Many years ago, developers saw a growth in traffic on the web and were appalled by how most websites poorly handled the spike. Moore's Law was still in effect, web servers were becoming faster every year, but software wasn't keeping up. So in response, Dan Kegel created a little place on the internet where developers could find the configurations needed to handle at least 10,000 concurrent connections.
To the best of my knowledge his article was written in 1999, and the web was very light weight in comparison. But with the dotcom going on, website were bloated with unnecessary fat. The C10k article was published right when the world needed it.
In 2016, the hardware is fantastically faster. The software, is just as amazing. YouTube serves billions of requests using Apache, MySQL and Python, some very common tools. Facebook also uses open source applications available to all of us to serve an unimaginable amount of content.
Software and hardware can handle way over 10,000 connections without a sweat. Yet, most website crash at the sight of 100 concurrent connections. It's hard to browse any small website featured on reddit or hackernews. The moment they are featured, they go out of service.
Most websites are hosted on shared platforms using CMS like Wordpress. Their owners have little to no technical background, and rightfully so. You don't have to be a developer or webmaster anymore to run a web space. Wordpress lowered the barrier of entry and everyone can own a very sophisticated website. The problem is, all those on shared hosting can't handle 100 concurrent users without crashing.
It's not a hardware problem since we've been enjoying doubling speeds every couple years for a few decades. It's not the software because the same tools are used to handle much more connections else where. The problem is still configuration.
A few years a go, I had a post going viral on reddit. The moment it reached 1000 concurrent connections, the server went out in flames. Every few minutes I would restart the server to allow a few more requests to go through before it crashed again.
My blogging engine had a few bugs that contributed to its downfall, but it certainly wasn't the only factor. There is nothing complex about fetching data from a database then displaying it on a page. Serving a few JPEGs here and there shouldn't compromise the whole operation. Yet here I was with a dead server.
Unlike Dan Kegel's article, I don't think we still need to redesign the internals of the applications to better handle traffic. The good folks maintaining Apache, Nginx, PHP, MySQL, Python, and the many more, have done a good job optimizing the software. All we need now is to use this combinations of tools a little better to configure our servers by default.
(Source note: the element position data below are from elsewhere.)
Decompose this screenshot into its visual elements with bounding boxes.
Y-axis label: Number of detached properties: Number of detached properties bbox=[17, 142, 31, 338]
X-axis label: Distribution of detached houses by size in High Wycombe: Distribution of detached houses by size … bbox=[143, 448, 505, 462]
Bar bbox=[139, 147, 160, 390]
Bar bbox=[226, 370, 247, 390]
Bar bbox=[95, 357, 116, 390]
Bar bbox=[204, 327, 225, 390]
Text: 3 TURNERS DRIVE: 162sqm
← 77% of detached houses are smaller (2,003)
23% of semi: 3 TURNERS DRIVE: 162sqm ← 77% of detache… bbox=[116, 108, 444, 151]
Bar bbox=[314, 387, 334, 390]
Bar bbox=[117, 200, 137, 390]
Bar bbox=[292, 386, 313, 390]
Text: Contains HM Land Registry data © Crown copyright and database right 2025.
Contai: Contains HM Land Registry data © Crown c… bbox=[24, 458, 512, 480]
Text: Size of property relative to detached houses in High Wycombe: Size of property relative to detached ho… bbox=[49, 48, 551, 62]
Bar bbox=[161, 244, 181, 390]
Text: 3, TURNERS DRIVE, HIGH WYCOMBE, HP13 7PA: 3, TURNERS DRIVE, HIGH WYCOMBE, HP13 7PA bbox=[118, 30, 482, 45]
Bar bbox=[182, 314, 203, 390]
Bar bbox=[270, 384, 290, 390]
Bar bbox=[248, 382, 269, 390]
Every web application has two distinct part. One dynamic, and the other static. The dynamic part puts all the information necessary to render a page together then serves that content. Naturally this part requires more CPU cycles. The static part consist of just serving files as they are to the user, with no changes.
In the optimal scenario, these two parts would be completely independent from each other. Making the user download scripts and assets, no matter how large they are shouldn't penalize the dynamic part that requires a lot more CPU cycles. So let's clearly separate them.
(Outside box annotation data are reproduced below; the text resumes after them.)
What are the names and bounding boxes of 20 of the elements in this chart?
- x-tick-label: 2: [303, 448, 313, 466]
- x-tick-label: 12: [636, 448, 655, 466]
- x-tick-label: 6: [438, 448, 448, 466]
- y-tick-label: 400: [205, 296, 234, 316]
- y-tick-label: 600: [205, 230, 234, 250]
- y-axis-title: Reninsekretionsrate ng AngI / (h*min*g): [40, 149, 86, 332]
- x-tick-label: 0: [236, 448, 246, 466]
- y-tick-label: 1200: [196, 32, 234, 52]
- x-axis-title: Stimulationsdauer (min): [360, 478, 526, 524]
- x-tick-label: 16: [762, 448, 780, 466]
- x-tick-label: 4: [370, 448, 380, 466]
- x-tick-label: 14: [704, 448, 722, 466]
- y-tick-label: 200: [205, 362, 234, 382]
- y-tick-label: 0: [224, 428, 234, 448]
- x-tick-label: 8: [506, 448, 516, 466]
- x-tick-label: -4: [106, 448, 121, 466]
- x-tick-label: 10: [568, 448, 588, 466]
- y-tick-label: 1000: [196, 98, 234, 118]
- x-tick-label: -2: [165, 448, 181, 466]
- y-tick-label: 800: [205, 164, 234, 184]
It is no longer a debate, nginx is better suited to serve static files. In known platforms like WordPress, Joomla, or Drupal, it wouldn't be too difficult for a shared hosting company to identify the folders that serve static files and serve them quietly using nginx. For the dynamic part, a version of wordpress baked with Memcached (or simply a plugin) would make it much faster, and easier on the CPU.
I recently used a WordPress plugin for editing images. It poses as an in browser image manipulator, but in the backend it resizes large images into smaller ones that fit the view and still look good. The non technical user uploads a picture from their phone directly into their website. What they don't know is that with those nice cameras we have today, an image can range from 2 to 6 megabytes. This is a burden for both the server and the user that has to download it. This plugin makes the image smaller by default, turning it into a couple hundred kilobytes. If the user really wants to serve a 6 megabytes file, then they can change the settings to do so. But the default is optimized for best performance.
When we give the user a one click install option to install wordpress, we are making the majority of decisions for them. We chose the best web server, the best database, the best OS, yet we don't configure it optimally for C10k. It is time to make strong and opinionated defaults.
By default the server should make the most of the CPU, RAM, and network. The casual user will enjoy the best of technology and the developers will get to tweak the settings to their own liking.
So yes. In 2016, we have the hardware for C10k, we have the software for C10k. We even have the right configuration to make it possible. Now what we need to do is to make those configurations the default.